(Published: 19 October 2024)

Signs Your Risk Register Has Become a Tick Box 

1.       Risks are rated on undefined Consequence/Likelihood Criteria.

Organizations may have a Risk Matrix where risks are rated according to Consequence and Likelihood criteria but what does Major or Severe consequence really mean to specific areas to the business?  For Example, consequences in the Health & Safety category will mean very different compared to the Reputation category.  What does Unlikely and Possible mean?  Are timeframes set appropriately according to the risk tolerances of the business?  Clear specific definitions are needed for risks to be assessed and rated correctly.

2.       Risks are downplayed and rated lower.
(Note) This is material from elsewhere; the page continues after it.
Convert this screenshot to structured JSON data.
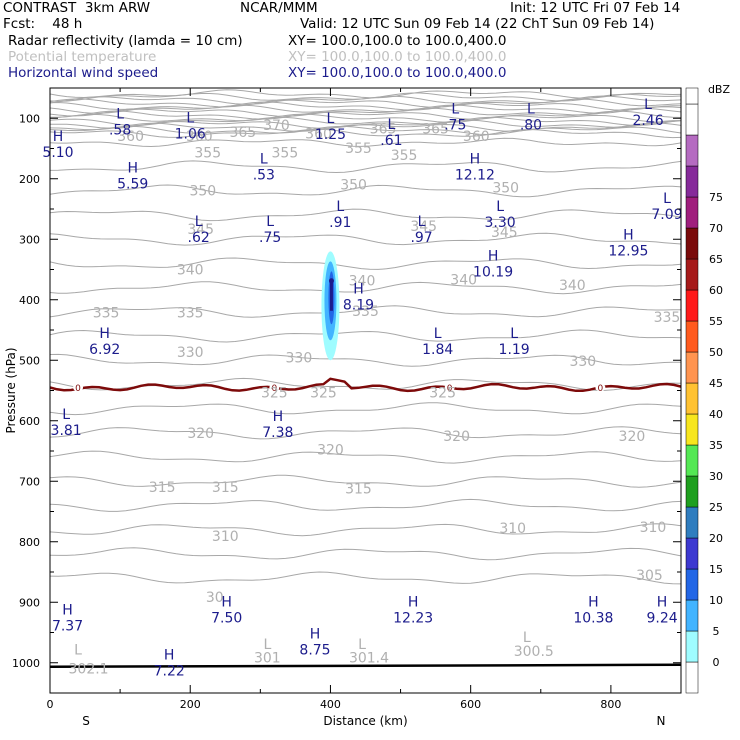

This is done by risk owners to downplay the prominence and importance of the risk, so they do not get the scrutiny, monitoring, reporting and escalation required.  The assessment of all risks, not just the High ones, needs to be open and subject to scrutiny and challenge by the Risk Manager and other peers.

3.       Risks are unchanged over a period

If the management and Board risk reports show no movement or change in the status of risks, it may indicate a lack of attention and focus on managing the risks.  It is not enough that there is an established process to update risks by the risk owners.  Frequent deep dives are necessary by the Risk Manager with the executive team and CEO to have an overall fresh look at the risks due to the ever-changeable risk environment.

4.       Risk mitigations are undefined and unclear with constantly extended timeframes.

If risk mitigations are not managed rigorously with clearly specified, trackable action steps and clear due dates, the risks may sit on the risk register for a longtime.  This becomes very unhealthy and “risky” for the business especially if the risk is one that the business has defined as not tolerated within its set risk appetite.